Por: Mauricio Hernández Sarvide
El hombre siempre ha necesitado a la naturaleza. No solo por salud, sino por admiración porque, ¿Cuántas veces no nos detenemos a admirar el color de las flores o las copas de los árboles que se mezclan con el cielo?, ¿A quién no le gusta el olor a tierra mojada después de la lluvia? o ¿Quién no disfruta ver un arcoíris?
La vida citadina y el desarrollo urbano nos han privado de habitar entre todos estos pequeños placeres, al menos de forma inmediata. Pero algunos se resisten. Al contrario de muchos, buscan crear su propio cachito de naturaleza. Uno se preguntaría: ¿Dónde hacerlo si ya no hay espacio, si ya todo está ocupado?
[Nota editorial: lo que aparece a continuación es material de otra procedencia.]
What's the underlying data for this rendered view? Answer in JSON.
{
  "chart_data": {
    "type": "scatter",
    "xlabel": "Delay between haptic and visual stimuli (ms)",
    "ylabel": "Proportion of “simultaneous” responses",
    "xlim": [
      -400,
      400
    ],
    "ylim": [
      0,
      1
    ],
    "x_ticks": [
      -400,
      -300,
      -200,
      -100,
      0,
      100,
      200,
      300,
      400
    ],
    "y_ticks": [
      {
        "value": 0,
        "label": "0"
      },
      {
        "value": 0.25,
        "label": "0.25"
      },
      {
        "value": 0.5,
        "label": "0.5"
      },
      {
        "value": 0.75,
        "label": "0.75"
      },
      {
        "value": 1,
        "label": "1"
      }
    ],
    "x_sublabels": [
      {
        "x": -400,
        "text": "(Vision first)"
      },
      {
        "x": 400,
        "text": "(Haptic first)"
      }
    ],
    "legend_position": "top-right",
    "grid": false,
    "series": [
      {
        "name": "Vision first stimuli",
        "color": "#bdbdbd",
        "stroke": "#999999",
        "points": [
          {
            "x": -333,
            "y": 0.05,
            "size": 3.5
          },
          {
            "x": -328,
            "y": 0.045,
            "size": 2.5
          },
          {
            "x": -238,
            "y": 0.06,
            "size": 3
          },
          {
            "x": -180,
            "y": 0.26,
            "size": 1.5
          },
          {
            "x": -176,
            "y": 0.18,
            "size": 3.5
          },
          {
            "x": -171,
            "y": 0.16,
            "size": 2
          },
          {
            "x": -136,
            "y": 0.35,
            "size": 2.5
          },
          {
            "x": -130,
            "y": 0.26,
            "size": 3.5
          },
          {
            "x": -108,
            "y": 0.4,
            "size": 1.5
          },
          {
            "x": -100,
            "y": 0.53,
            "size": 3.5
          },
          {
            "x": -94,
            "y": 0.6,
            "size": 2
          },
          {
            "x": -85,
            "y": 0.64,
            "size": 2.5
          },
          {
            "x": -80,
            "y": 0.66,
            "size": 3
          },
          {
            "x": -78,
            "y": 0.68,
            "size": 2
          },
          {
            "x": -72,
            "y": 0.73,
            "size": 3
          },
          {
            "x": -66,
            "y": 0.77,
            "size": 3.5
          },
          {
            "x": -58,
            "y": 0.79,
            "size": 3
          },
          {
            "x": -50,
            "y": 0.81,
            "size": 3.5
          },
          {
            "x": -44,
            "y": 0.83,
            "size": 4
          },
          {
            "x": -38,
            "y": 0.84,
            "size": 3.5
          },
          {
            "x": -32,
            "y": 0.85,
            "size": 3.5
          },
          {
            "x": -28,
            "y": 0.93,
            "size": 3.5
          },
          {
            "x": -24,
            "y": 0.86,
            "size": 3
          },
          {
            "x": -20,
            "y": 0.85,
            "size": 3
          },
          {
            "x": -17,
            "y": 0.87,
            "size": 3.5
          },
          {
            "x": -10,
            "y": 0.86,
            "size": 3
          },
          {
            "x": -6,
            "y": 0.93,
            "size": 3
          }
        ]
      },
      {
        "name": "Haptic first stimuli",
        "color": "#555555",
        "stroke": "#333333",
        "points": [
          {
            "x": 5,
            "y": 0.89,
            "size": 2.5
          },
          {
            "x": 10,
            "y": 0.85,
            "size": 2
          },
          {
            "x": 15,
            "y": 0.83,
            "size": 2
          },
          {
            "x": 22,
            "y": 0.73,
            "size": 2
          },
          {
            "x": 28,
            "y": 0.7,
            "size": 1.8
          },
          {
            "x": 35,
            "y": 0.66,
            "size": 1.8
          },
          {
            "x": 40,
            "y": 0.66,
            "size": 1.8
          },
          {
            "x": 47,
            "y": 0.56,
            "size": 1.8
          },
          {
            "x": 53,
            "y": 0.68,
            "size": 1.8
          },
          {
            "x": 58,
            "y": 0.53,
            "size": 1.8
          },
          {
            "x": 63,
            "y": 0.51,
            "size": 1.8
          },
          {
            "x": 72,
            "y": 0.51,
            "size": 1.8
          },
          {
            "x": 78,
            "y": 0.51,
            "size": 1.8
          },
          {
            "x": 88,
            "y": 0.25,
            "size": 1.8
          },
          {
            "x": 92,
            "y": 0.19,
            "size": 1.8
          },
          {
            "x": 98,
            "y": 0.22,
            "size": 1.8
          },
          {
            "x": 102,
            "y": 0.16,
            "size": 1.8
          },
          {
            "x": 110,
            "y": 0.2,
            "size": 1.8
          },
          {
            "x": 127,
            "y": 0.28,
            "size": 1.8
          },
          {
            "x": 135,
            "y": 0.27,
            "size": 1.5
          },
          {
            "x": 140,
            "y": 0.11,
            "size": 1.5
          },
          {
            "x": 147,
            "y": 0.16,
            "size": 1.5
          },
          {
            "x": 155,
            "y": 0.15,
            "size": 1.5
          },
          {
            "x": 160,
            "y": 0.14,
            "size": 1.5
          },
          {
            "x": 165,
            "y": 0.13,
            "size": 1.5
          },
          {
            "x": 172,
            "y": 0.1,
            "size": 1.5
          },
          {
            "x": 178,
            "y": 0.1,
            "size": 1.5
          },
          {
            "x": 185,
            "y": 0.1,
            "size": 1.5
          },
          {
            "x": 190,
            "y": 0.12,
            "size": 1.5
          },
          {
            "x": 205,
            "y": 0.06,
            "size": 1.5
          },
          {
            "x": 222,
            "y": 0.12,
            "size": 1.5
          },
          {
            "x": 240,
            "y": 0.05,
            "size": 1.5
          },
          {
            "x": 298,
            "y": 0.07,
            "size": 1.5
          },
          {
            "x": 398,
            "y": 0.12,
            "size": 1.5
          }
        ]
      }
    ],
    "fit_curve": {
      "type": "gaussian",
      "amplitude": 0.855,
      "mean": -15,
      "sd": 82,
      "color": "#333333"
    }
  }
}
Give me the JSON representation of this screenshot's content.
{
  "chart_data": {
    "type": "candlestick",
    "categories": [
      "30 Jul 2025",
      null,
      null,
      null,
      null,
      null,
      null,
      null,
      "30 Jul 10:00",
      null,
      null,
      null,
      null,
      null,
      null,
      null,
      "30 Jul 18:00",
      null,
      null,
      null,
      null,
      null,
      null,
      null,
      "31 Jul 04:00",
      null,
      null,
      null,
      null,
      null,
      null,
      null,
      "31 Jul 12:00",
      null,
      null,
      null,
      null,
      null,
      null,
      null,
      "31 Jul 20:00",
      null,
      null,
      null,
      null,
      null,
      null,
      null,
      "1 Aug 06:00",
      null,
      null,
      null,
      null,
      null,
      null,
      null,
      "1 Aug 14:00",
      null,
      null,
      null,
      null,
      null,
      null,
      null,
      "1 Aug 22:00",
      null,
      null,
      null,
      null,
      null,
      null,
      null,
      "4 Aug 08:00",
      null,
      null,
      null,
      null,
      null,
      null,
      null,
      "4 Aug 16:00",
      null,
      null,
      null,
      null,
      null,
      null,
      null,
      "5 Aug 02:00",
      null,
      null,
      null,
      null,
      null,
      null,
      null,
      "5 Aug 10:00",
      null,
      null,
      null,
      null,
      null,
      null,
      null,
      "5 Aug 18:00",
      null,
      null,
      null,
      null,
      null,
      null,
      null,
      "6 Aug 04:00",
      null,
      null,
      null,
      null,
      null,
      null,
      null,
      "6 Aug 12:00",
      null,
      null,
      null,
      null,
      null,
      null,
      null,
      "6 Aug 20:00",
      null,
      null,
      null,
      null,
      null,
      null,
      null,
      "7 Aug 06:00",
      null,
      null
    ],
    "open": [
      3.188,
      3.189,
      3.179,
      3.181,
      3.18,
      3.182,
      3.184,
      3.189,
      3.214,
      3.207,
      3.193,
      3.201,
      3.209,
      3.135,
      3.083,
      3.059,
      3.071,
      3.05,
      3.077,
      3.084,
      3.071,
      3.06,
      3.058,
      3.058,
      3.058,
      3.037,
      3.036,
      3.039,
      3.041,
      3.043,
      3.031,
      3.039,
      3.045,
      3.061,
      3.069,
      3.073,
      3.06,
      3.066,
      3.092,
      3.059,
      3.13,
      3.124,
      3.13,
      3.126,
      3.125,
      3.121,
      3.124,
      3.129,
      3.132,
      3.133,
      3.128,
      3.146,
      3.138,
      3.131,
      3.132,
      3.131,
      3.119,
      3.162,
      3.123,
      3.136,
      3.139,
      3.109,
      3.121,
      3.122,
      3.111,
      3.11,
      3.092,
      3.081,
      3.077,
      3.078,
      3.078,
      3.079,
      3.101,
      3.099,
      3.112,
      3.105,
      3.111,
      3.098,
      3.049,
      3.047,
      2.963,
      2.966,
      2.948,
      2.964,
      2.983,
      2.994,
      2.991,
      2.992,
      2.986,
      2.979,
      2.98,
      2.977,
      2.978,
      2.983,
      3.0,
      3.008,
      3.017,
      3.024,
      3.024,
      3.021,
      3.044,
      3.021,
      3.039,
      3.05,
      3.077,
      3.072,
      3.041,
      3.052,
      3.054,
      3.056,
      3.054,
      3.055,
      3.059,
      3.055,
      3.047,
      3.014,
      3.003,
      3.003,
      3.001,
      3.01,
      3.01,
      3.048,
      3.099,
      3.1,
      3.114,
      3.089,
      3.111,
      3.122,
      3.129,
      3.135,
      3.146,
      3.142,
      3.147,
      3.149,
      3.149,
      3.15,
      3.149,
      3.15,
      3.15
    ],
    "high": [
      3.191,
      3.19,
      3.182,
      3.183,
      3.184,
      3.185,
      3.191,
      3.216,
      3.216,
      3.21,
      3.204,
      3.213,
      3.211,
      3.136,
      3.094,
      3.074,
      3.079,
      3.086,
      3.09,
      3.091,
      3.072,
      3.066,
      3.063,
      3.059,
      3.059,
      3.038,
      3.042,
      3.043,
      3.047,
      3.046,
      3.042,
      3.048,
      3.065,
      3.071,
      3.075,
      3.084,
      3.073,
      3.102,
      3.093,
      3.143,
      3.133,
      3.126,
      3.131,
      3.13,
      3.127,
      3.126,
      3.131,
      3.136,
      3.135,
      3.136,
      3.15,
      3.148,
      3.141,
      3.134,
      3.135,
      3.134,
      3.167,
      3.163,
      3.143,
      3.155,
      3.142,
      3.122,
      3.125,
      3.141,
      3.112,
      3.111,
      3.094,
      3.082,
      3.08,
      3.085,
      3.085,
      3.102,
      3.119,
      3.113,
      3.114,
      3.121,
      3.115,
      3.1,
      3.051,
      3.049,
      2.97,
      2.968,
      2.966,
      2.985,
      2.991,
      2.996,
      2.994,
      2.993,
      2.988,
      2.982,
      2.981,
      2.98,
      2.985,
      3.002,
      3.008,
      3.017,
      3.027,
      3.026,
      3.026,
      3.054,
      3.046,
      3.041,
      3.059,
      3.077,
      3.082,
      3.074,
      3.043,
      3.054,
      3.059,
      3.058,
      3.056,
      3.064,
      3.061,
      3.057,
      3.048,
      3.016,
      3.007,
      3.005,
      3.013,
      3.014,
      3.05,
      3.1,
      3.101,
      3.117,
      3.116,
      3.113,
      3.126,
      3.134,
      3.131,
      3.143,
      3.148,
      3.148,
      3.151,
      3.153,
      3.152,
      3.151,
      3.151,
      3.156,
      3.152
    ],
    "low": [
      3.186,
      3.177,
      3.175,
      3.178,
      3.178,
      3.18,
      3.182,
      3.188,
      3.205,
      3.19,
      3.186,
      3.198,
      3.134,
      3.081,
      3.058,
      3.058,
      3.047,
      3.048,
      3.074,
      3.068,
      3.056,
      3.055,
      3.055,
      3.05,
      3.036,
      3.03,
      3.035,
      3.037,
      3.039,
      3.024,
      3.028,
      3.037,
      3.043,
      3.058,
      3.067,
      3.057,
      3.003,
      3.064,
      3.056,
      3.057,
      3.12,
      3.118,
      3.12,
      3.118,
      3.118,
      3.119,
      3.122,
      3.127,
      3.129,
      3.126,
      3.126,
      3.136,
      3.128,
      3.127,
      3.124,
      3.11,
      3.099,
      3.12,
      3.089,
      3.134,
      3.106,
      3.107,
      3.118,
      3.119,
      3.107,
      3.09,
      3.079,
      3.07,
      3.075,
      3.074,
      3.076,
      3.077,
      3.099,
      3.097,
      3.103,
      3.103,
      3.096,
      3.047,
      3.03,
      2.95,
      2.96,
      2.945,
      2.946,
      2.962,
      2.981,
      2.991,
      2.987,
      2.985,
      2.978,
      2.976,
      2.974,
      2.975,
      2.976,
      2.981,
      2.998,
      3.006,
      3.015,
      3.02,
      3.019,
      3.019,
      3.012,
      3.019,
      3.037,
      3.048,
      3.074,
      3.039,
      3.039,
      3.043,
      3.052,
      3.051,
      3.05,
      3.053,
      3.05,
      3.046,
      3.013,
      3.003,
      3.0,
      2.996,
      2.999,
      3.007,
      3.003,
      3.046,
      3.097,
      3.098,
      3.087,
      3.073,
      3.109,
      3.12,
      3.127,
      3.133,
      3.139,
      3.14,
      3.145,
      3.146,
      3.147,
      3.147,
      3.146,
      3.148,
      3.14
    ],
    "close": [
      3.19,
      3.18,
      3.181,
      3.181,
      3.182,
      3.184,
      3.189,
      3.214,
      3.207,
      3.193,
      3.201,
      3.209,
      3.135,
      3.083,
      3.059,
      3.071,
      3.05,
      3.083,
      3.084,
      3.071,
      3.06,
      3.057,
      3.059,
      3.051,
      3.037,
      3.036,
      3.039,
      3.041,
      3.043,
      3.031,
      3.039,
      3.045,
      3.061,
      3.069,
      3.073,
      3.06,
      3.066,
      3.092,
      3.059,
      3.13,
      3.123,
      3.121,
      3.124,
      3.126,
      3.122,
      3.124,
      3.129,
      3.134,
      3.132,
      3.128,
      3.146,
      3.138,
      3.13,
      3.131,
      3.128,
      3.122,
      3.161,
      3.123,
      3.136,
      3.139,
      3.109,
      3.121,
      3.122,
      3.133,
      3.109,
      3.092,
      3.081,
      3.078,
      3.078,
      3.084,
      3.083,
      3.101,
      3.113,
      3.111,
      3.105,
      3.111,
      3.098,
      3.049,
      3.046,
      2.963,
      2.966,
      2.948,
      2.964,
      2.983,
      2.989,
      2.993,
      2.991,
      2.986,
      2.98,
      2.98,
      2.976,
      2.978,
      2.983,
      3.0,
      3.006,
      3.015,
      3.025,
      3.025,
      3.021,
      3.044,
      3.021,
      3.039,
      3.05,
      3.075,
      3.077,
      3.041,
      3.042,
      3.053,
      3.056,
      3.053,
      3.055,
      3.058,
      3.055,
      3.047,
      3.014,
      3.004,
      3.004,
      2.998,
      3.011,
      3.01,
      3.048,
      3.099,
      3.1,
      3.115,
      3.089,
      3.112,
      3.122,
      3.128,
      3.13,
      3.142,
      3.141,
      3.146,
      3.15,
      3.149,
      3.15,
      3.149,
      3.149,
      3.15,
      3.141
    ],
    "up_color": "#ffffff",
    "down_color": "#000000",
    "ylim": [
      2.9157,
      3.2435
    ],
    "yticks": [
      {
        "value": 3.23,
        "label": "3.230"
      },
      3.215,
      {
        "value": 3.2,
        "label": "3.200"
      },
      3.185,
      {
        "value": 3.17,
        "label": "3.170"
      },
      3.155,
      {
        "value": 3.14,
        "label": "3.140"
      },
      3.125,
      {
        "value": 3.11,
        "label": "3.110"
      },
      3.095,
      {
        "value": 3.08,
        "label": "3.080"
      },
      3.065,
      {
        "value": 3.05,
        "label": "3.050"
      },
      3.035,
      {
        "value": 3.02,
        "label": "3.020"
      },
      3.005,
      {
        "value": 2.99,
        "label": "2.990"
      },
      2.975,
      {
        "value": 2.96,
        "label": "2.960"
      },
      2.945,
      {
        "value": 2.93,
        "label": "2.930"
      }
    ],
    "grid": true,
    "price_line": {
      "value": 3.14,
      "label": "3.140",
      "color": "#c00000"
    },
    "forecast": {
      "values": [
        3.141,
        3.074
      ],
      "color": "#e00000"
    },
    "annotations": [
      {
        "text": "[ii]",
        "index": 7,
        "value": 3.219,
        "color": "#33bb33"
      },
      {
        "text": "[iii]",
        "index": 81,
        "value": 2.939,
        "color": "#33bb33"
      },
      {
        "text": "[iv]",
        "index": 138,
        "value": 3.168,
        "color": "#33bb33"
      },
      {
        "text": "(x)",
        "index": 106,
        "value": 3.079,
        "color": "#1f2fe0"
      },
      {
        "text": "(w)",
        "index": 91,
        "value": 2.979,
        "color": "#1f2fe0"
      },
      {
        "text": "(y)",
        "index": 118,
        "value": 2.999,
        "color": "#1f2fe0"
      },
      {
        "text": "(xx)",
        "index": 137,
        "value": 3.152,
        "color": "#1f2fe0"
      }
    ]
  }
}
Pero algunos además de preocupados, son afortunados porque su casa tiene un jardín.
Precisamente para explicar su importancia, por más insignificante que parezca, recurriré a un personaje que más que hablar, pinta, pero más que pintar, retrata: Claude Monet.

Nacido en Francia en 1840, Claude, era un ferviente perseguidor de las distintas luces del día, del aire libre y de los colores de la Tierra. No tenía muchos recursos, pero supo sacarle provecho a la única fuente de belleza inagotable en el mundo: La naturaleza.
Su estilo era más que una innovación, un experimento en aquella época. Cuadros dotados de “manchas” con variaciones tan coloridas como bizarras. Sin embargo, estas peculiaridades fueron las que catapultaron a Monet como uno de los grandes y consecuentemente, lo convirtieron sin querer, en el padre del impresionismo.
Casi siempre retrató objetos, específicamente escenarios que le regalaba la naturaleza, su naturaleza, al menos el cachito especial de su casa, su jardín. En esta pintura de sus jardines en Argenteuil, aparecen distintos elementos interesantemente contrastados. A simple vista, uno creería que los protagonistas son las dos personas del fondo, pero no. Quizás pueda ser la casa del pintor que aquí retrata (Su última residencia, por cierto) pero no. Tal vez sea el cielo teñido de nubosidad densa con destellos azules, pero de nuevo es incorrecto. Las protagonistas en este caso, están vivas, al menos lo estuvieron en este retrato: las flores. Amarillas, blancas, rojas, naranjas e incluso algunas con destellos azules.

Ellas son las que ocupan la mayor parte del cuadro, pero también vislumbran un pedazo de la cosmovisión del artista, que se resume grandiosamente con una de sus frases “la riqueza que logro proviene de la naturaleza, la fuente de mi inspiración”. Por ello el peso que les da a ellas y a su jardín en el cuadro.
Claude Monet comprendía el valor que tiene lo natural en nosotros y me da la impresión (claro que se permite el término) que justamente, esos momentos de apreciación, calma y desconexión, eran lo que en realidad quería retratar y así, instruirnos a revalorizar a la naturaleza y a regresar por un momento a aquellos tiempos, donde nuestros ancestros eran uno con ella.
Yo también conocí a alguien que adoraba su jardín, casi tanto como Claude. Todos los días se sentaba en la cabecera del comedor. Su lugar era el más cerca a sus plantitas y era el que más luz recibía. Cuando no estaba ahí, era porque disfrutaba del sol afuera, con sus flores, así como Monet. Sus historias, sus atinados comentarios y todos sus chistes, los recuerdo con ese jardín de fondo y con una inmensa alegría.
Hoy las flores y su árbol de limones siguen ahí, el sol sigue pegando todos los días en el mismo lugar, pero la luz ya no es igual y la silla, está vacía. Ahora comprendo que en realidad el sol no iluminaba ese comedor, sino tú.

Por favor descansa un poco, ese oficio de llevar luz puede ser agotador. Gracias porque cuando el panorama se tornó oscuro, fuiste el destello que necesité. Gracias porque no solo nos iluminaste, sino que nos cobijaste con calor, esperanza y sobre todo con amor.
Seguramente entre aficionados de la Tierra, se van a entender de maravilla. Así que, ya que estás allá arriba, presúmele tu jardín a Monet. Dile que el tuyo es mejor. Pero presúmele más que en tu jardín no se necesitaba del sol, dile que, en el tuyo, la luz eras tú.